A mindblowing story for those who want to know which brand of cigarettes is the best for beginners.
Read this real story of Madelene Zarifa, In his own words.

My dad actually taught me this. He was a chain-smoker. When he saw I had a cigarette in my room, he asked where I got it, and why I didn’t just ask him for one.

I told him one of my 8th grade classmates got ahold of some. We were all gonna try it together in school but the bell rang so we decided to smoke at home.

I don’t remember the brand. My dad said it wasn’t important. But his brand was “Salems.” I knew that from walking to the deli every day to buy him some. Plus it was inescapable. The green crumpled packets. The heavily hanging smoke.

My dad told me the reason some people get sick from cigarettes is because they don’t know how to smoke them correctly. He said, “Don’t worry, I know how to. I’ve been smoking since I was 12. I’ll show you how.”

I was so glad my dad wasn’t going to tell my mom. At the time, she worked as a secretary for an organization called “The American Cancer Society.” She was a breast cancer survivor herself. Boy, did she have it in for smokers.

My dad and I took the elevator to the roof of our 6-floor apartment building. We didn’t want my mom to find out, if she got home early.

I felt so adult. So rebellious. So superior, for learning how to smoke from an expert. The next day I could go to school and teach all the girls how to smoke properly. I’d even ask my dad for a few cigarettes, so I’d be a legend in my grade.

We got to the roof. It had a wall which was about chest high for my adolescent self. We both rested our elbows on that wall, looking over the Bronx.
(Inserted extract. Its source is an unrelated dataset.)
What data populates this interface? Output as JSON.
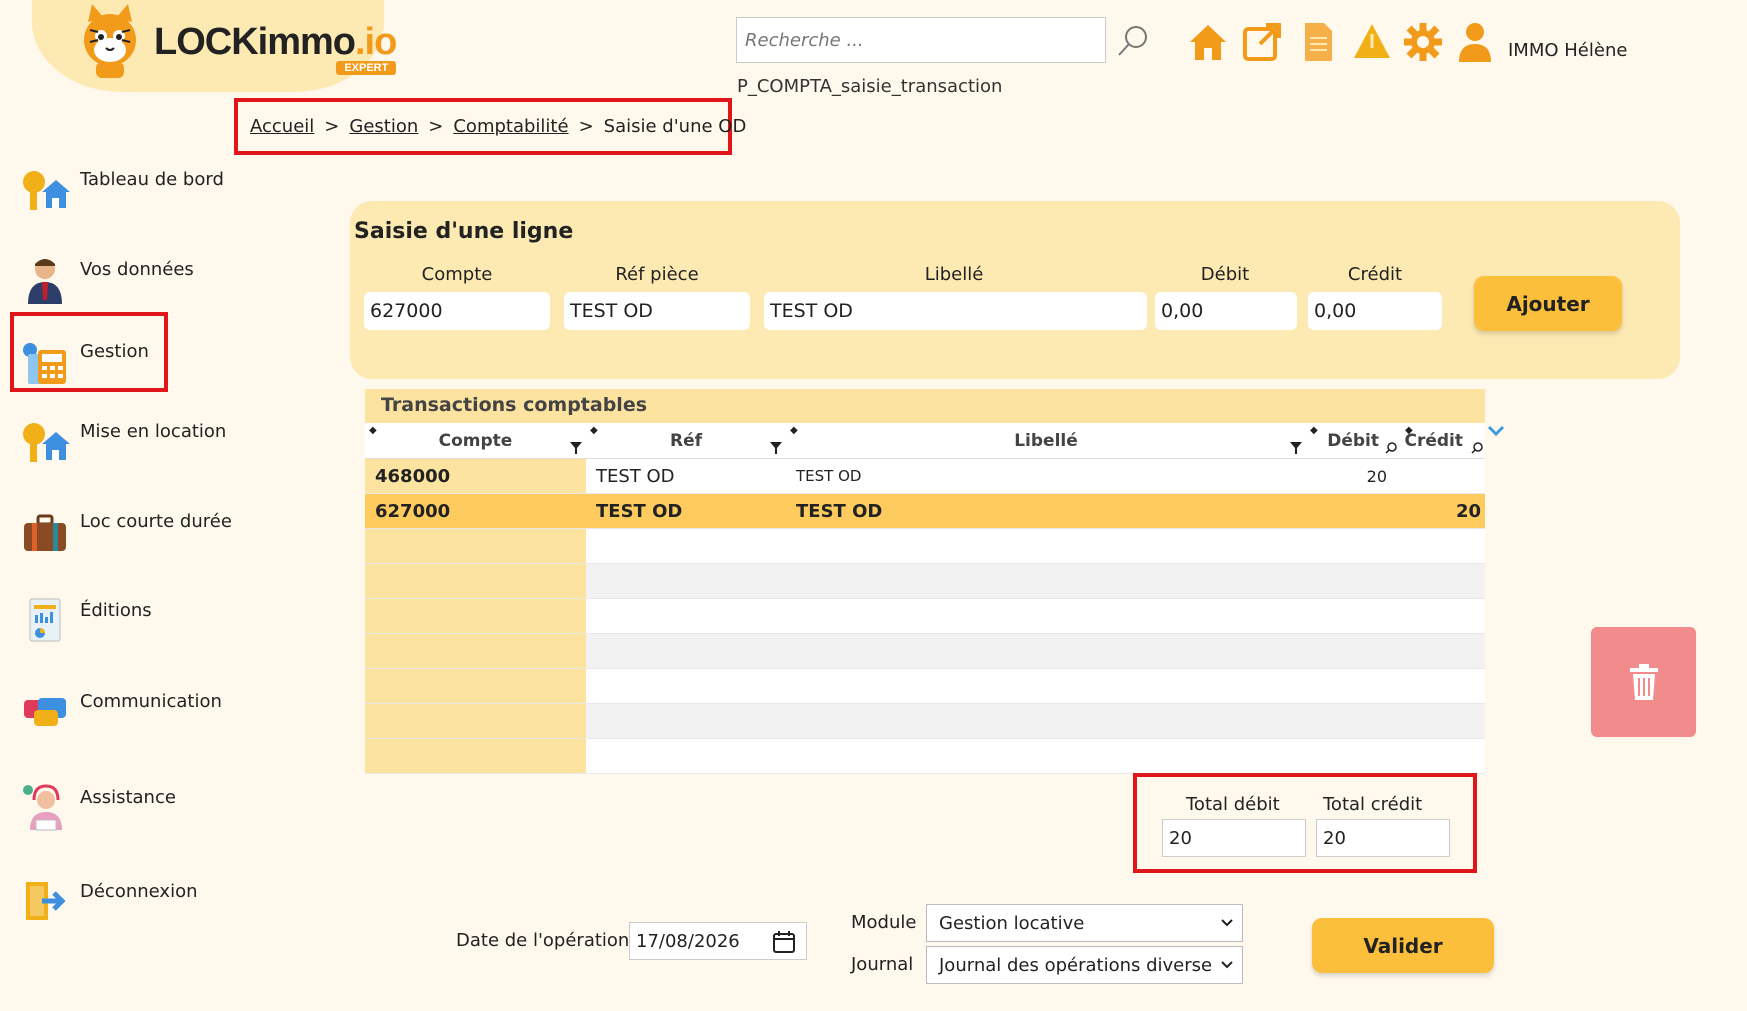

My dad told me to listen carefully. “When you take a drag, you don’t just puff. That’ll make you choke. You have to inhale deeply, drag it in slowly, let it fill your entire lungs. And the most important part: You have to swallow the smoke that you inhale. Don’t let it out through your lungs, that’s unhealthy.”

He demonstrated but I didn’t care, I just wanted to do. He lit the cigarette for me, watched me, coaxed me…

I was hunched over on the ground, in agonizing pain. My head, my throat, my eyes, my lungs. I was an ongoing seizure of coughing, choking, crying, and pleading for help. I coughed up phlegm and that triggered me to vomit on the roof – and I couldn’t stand, so I had to crawl away from the vomit – and then I dry-heaved until what felt like eternity until I could at least catch my breath between choking episodes.

My dad stood there the whole time, observing. Didn’t offer to help. No tissues. Didn’t try to comfort me.

I didn’t know if I’d been betrayed, or if I’d just done it wrong. When I could finally talk in paragraphs, I looked up at my Dad. He said calmly, “That’s what smoking does to you. You’re an idiot if you start smoking.”

We hadn’t gone to the roof in an act of solidarity against my cancer survivor Mom’s hatred of smoking. We had gone to the roof so I wouldn’t vomit all over the apartment.

That is the first and last puff of a cigarette I have ever taken. I was furious at my father. But I’m eternally grateful now.